When Alexander Boris de Pfeffel Johnson visited my marginal constituency of Norwich North, where the Conservatives hold a slim majority of 507 votes, his message was a simple one: Let’s get Brexit done. The prime minister soon discovered, when his carefully choreographed visit was interrupted by an angry parent regarding social care charges for her daughter, following changes to the minimum income guarantee, that the election in Norwich North is far from simple.
Not much Brexit on the doorstep
Like all Labour activists knocking on doors, I hear my share of smears regurgitated from our right-wing press. Yet despite our constituency voting 57% to leave in 2016, it’s often not Brexit that voters talk about; instead, it’s other issues on their minds. We’re a constituency that has recently had all of our Police Community Support Officers cut at a time when county line drug dealing has risen significantly. We’ve lost all but one of our Sure Start children’s centres. Nearly all our secondary schools have been converted to academies. Our local NHS Mental Health Trust has been plunged into special measures three times. And our nearest general hospital is reporting a waiting list for operations so severe that the hospital board is discussing whether services are being pushed to “unrecoverable positions”. Norwich has the second highest level of drug-related deaths in the country and is a rollout city for Universal Credit, with an accompanying rise in homelessness and 32.4% of children living in poverty.
We have affluence and abject poverty side by side. Simply by crossing Harvey Lane, you can pass from one of the 10% most deprived areas of England, to one of the 10% least deprived areas. UKIP, the Liberal Democrats and the Green Party are all standing candidates and picking off votes here and there.
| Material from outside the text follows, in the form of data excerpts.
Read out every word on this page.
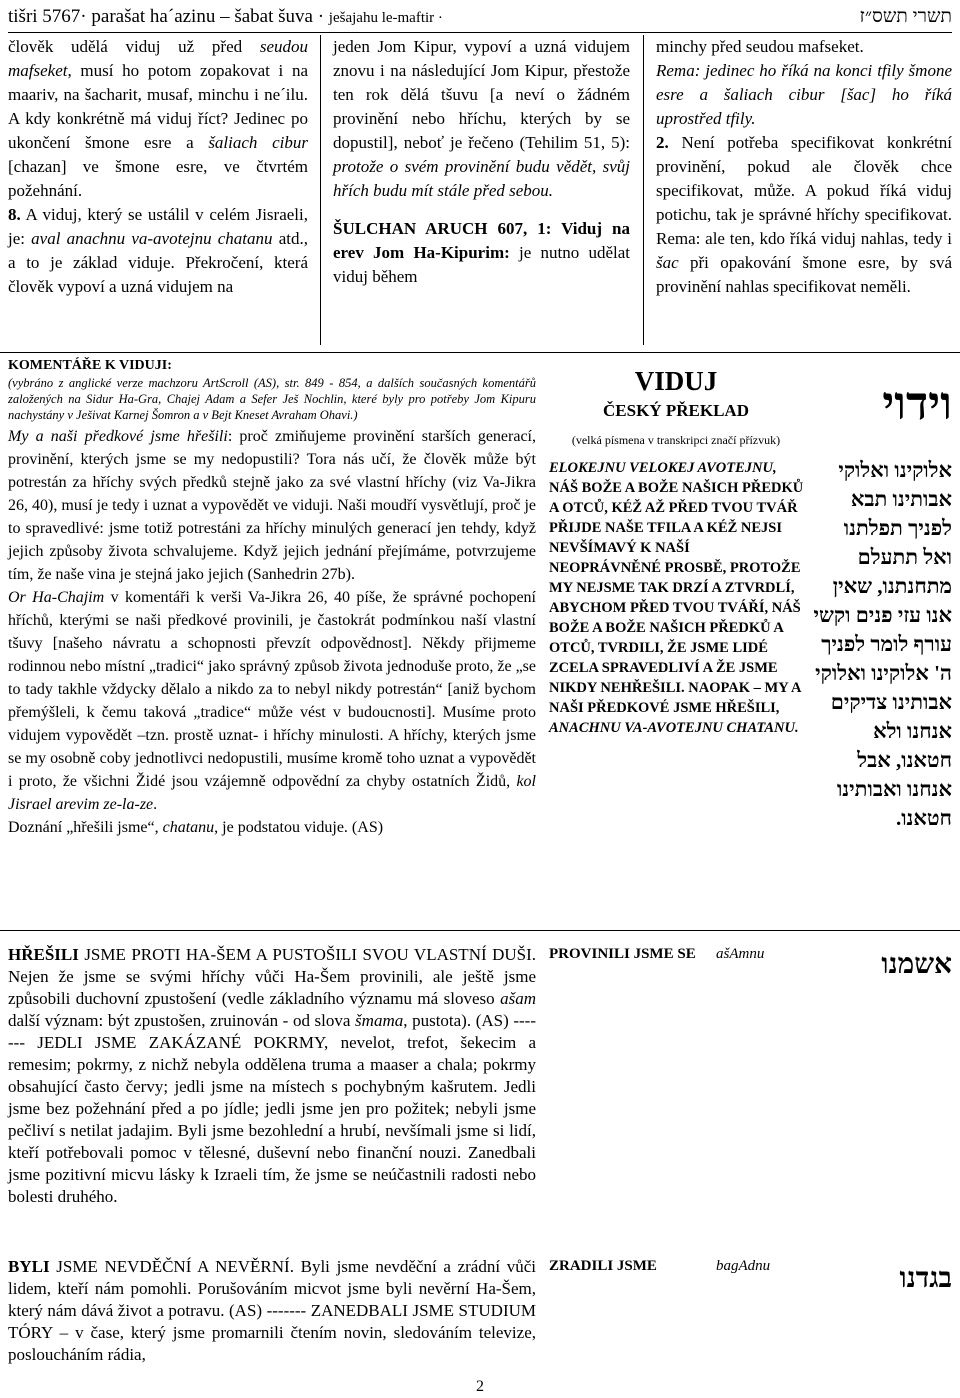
tišri 5767· parašat ha´azinu – šabat šuva · ješajahu le-maftir ·	תשרי תשס״ז

člověk udělá viduj už před seudou mafseket, musí ho potom zopakovat i na maariv, na šacharit, musaf, minchu i ne´ilu. A kdy konkrétně má viduj říct? Jedinec po ukončení šmone esre a šaliach cibur [chazan] ve šmone esre, ve čtvrtém požehnání.
8. A viduj, který se ustálil v celém Jisraeli, je: aval anachnu va-avotejnu chatanu atd., a to je základ viduje. Překročení, která člověk vypoví a uzná vidujem na

jeden Jom Kipur, vypoví a uzná vidujem znovu i na následující Jom Kipur, přestože ten rok dělá tšuvu [a neví o žádném provinění nebo hříchu, kterých by se dopustil], neboť je řečeno (Tehilim 51, 5): protože o svém provinění budu vědět, svůj hřích budu mít stále před sebou.

ŠULCHAN ARUCH 607, 1: Viduj na erev Jom Ha-Kipurim: je nutno udělat viduj během

minchy před seudou mafseket.
Rema: jedinec ho říká na konci tfily šmone esre a šaliach cibur [šac] ho říká uprostřed tfily.
2. Není potřeba specifikovat konkrétní provinění, pokud ale člověk chce specifikovat, může. A pokud říká viduj potichu, tak je správné hříchy specifikovat. Rema: ale ten, kdo říká viduj nahlas, tedy i šac při opakování šmone esre, by svá provinění nahlas specifikovat neměli.

KOMENTÁŘE K VIDUJI:

(vybráno z anglické verze machzoru ArtScroll (AS), str. 849 - 854, a dalších současných komentářů založených na Sidur Ha-Gra, Chajej Adam a Sefer Ješ Nochlin, které byly pro potřeby Jom Kipuru nachystány v Ješivat Karnej Šomron a v Bejt Kneset Avraham Ohavi.)

My a naši předkové jsme hřešili: proč zmiňujeme provinění starších generací, provinění, kterých jsme se my nedopustili? Tora nás učí, že člověk může být potrestán za hříchy svých předků stejně jako za své vlastní hříchy (viz Va-Jikra 26, 40), musí je tedy i uznat a vypovědět ve viduji. Naši moudří vysvětlují, proč je to spravedlivé: jsme totiž potrestáni za hříchy minulých generací jen tehdy, když jejich způsoby života schvalujeme. Když jejich jednání přejímáme, potvrzujeme tím, že naše vina je stejná jako jejich (Sanhedrin 27b).

Or Ha-Chajim v komentáři k verši Va-Jikra 26, 40 píše, že správné pochopení hříchů, kterými se naši předkové provinili, je častokrát podmínkou naší vlastní tšuvy [našeho návratu a schopnosti převzít odpovědnost]. Někdy přijmeme rodinnou nebo místní „tradici“ jako správný způsob života jednoduše proto, že „se to tady takhle vždycky dělalo a nikdo za to nebyl nikdy potrestán“ [aniž bychom přemýšleli, k čemu taková „tradice“ může vést v budoucnosti]. Musíme proto vidujem vypovědět –tzn. prostě uznat- i hříchy minulosti. A hříchy, kterých jsme se my osobně coby jednotlivci nedopustili, musíme kromě toho uznat a vypovědět i proto, že všichni Židé jsou vzájemně odpovědní za chyby ostatních Židů, kol Jisrael arevim ze-la-ze.

Doznání „hřešili jsme“, chatanu, je podstatou viduje. (AS)

VIDUJ
ČESKÝ PŘEKLAD
(velká písmena v transkripci značí přízvuk)
וידוי
ELOKEJNU VELOKEJ AVOTEJNU, NÁŠ BOŽE A BOŽE NAŠICH PŘEDKŮ A OTCŮ, KÉŽ AŽ PŘED TVOU TVÁŘ PŘIJDE NAŠE TFILA A KÉŽ NEJSI NEVŠÍMAVÝ K NAŠÍ NEOPRÁVNĚNÉ PROSBĚ, PROTOŽE MY NEJSME TAK DRZÍ A ZTVRDLÍ, ABYCHOM PŘED TVOU TVÁŘÍ, NÁŠ BOŽE A BOŽE NAŠICH PŘEDKŮ A OTCŮ, TVRDILI, ŽE JSME LIDÉ ZCELA SPRAVEDLIVÍ A ŽE JSME NIKDY NEHŘEŠILI. NAOPAK – MY A NAŠI PŘEDKOVÉ JSME HŘEŠILI, ANACHNU VA-AVOTEJNU CHATANU.
אלוקינו ואלוקי אבותינו תבא לפניך תפלתנו ואל תתעלם מתחנתנו, שאין אנו עזי פנים וקשי עורף לומר לפניך ה' אלוקינו ואלוקי אבותינו צדיקים אנחנו ולא חטאנו, אבל אנחנו ואבותינו חטאנו.

HŘEŠILI JSME PROTI HA-ŠEM A PUSTOŠILI SVOU VLASTNÍ DUŠI. Nejen že jsme se svými hříchy vůči Ha-Šem provinili, ale ještě jsme způsobili duchovní zpustošení (vedle základního významu má slovesо ašam další význam: být zpustošen, zruinován - od slova šmama, pustota). (AS) ------- JEDLI JSME ZAKÁZANÉ POKRMY, nevelot, trefot, šekecim a remesim; pokrmy, z nichž nebyla oddělena truma a maaser a chala; pokrmy obsahující často červy; jedli jsme na místech s pochybným kašrutem. Jedli jsme bez požehnání před a po jídle; jedli jsme jen pro požitek; nebyli jsme pečliví s netilat jadajim. Byli jsme bezohlední a hrubí, nevšímali jsme si lidí, kteří potřebovali pomoc v tělesné, duševní nebo finanční nouzi. Zanedbali jsme pozitivní micvu lásky k Izraeli tím, že jsme se neúčastnili radosti nebo bolesti druhého.

PROVINILI JSME SE	ašAmnu	אשמנו

BYLI JSME NEVDĚČNÍ A NEVĚRNÍ. Byli jsme nevděční a zrádní vůči lidem, kteří nám pomohli. Porušováním micvot jsme byli nevěrní Ha-Šem, který nám dává život a potravu. (AS) ------- ZANEDBALI JSME STUDIUM TÓRY – v čase, který jsme promarnili čtením novin, sledováním televize, posloucháním rádia,

ZRADILI JSME	bagAdnu	בגדנו
2
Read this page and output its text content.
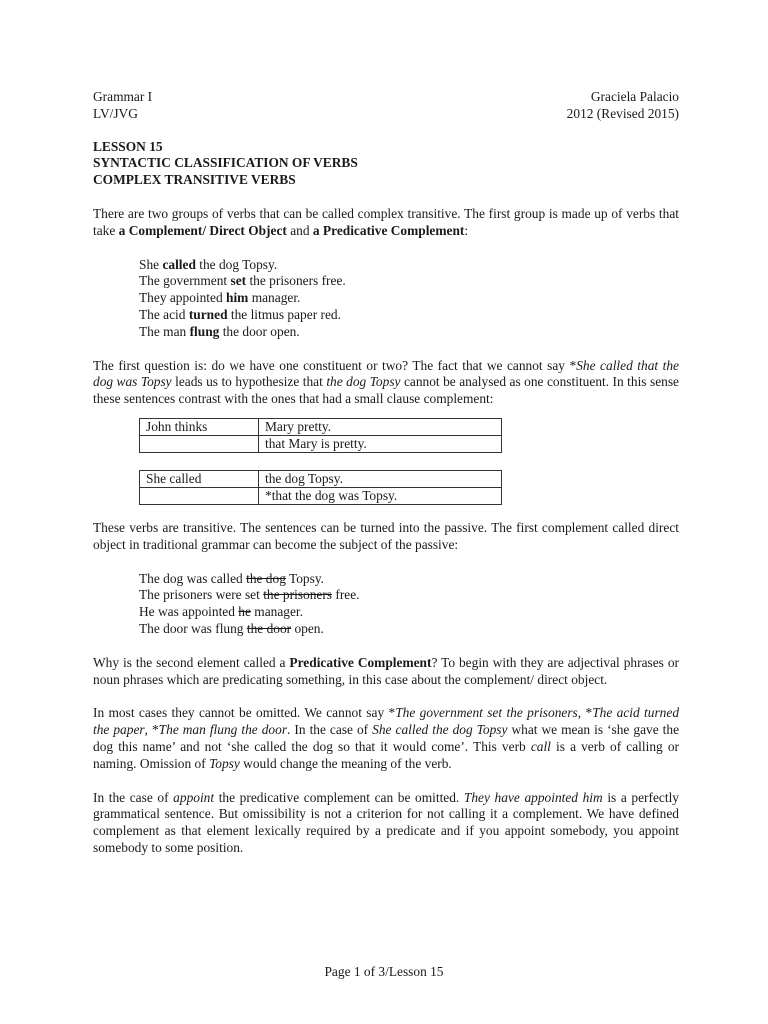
Grammar I	Graciela Palacio
LV/JVG	2012 (Revised 2015)
LESSON 15
SYNTACTIC CLASSIFICATION OF VERBS
COMPLEX TRANSITIVE VERBS

There are two groups of verbs that can be called complex transitive. The first group is made up of verbs that take a Complement/ Direct Object and a Predicative Complement:

She called the dog Topsy.
The government set the prisoners free.
They appointed him manager.
The acid turned the litmus paper red.
The man flung the door open.

The first question is: do we have one constituent or two? The fact that we cannot say *She called that the dog was Topsy leads us to hypothesize that the dog Topsy cannot be analysed as one constituent. In this sense these sentences contrast with the ones that had a small clause complement:

John thinks	Mary pretty.
	that Mary is pretty.
She called	the dog Topsy.
	*that the dog was Topsy.

These verbs are transitive. The sentences can be turned into the passive. The first complement called direct object in traditional grammar can become the subject of the passive:

The dog was called the dog Topsy.
The prisoners were set the prisoners free.
He was appointed he manager.
The door was flung the door open.

Why is the second element called a Predicative Complement? To begin with they are adjectival phrases or noun phrases which are predicating something, in this case about the complement/ direct object.

In most cases they cannot be omitted. We cannot say *The government set the prisoners, *The acid turned the paper, *The man flung the door. In the case of She called the dog Topsy what we mean is ‘she gave the dog this name’ and not ‘she called the dog so that it would come’. This verb call is a verb of calling or naming. Omission of Topsy would change the meaning of the verb.

In the case of appoint the predicative complement can be omitted. They have appointed him is a perfectly grammatical sentence. But omissibility is not a criterion for not calling it a complement. We have defined complement as that element lexically required by a predicate and if you appoint somebody, you appoint somebody to some position.

Page 1 of 3/Lesson 15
In 2017, the two main parties together took nearly 95% of the vote. As part of Nigel Farage’s promise to Johnson, the Brexit Party is not in this race. This seat is not an easy win for either main candidate but on polling day it will either be the incumbent Conservative MP Chloe Smith or Labour’s Karen Davis elected to Parliament.
The fight is on
The fight is on for the soul of Norwich North. As a campaigner with a strong record of being front and centre in the many local fights to save our services, Davis is putting up a strong challenge and is easy for supporters to rally behind. Our canvassing teams have been swelling with activists all motivated for different reasons. I am a nurse working in the NHS mental health service and I have seen first-hand the death and devastation that has been wrought upon the most vulnerable in our society. It is anger at this unnecessary suffering and brutality that drives me to turn out and campaign in all weather. But it’s also the hope for a transformative socialist-led Labour government, with a program delivering solutions to the real issues that keeps me going. As Boris Johnson found out, in the key marginal of Norwich North, this is not a Brexit election.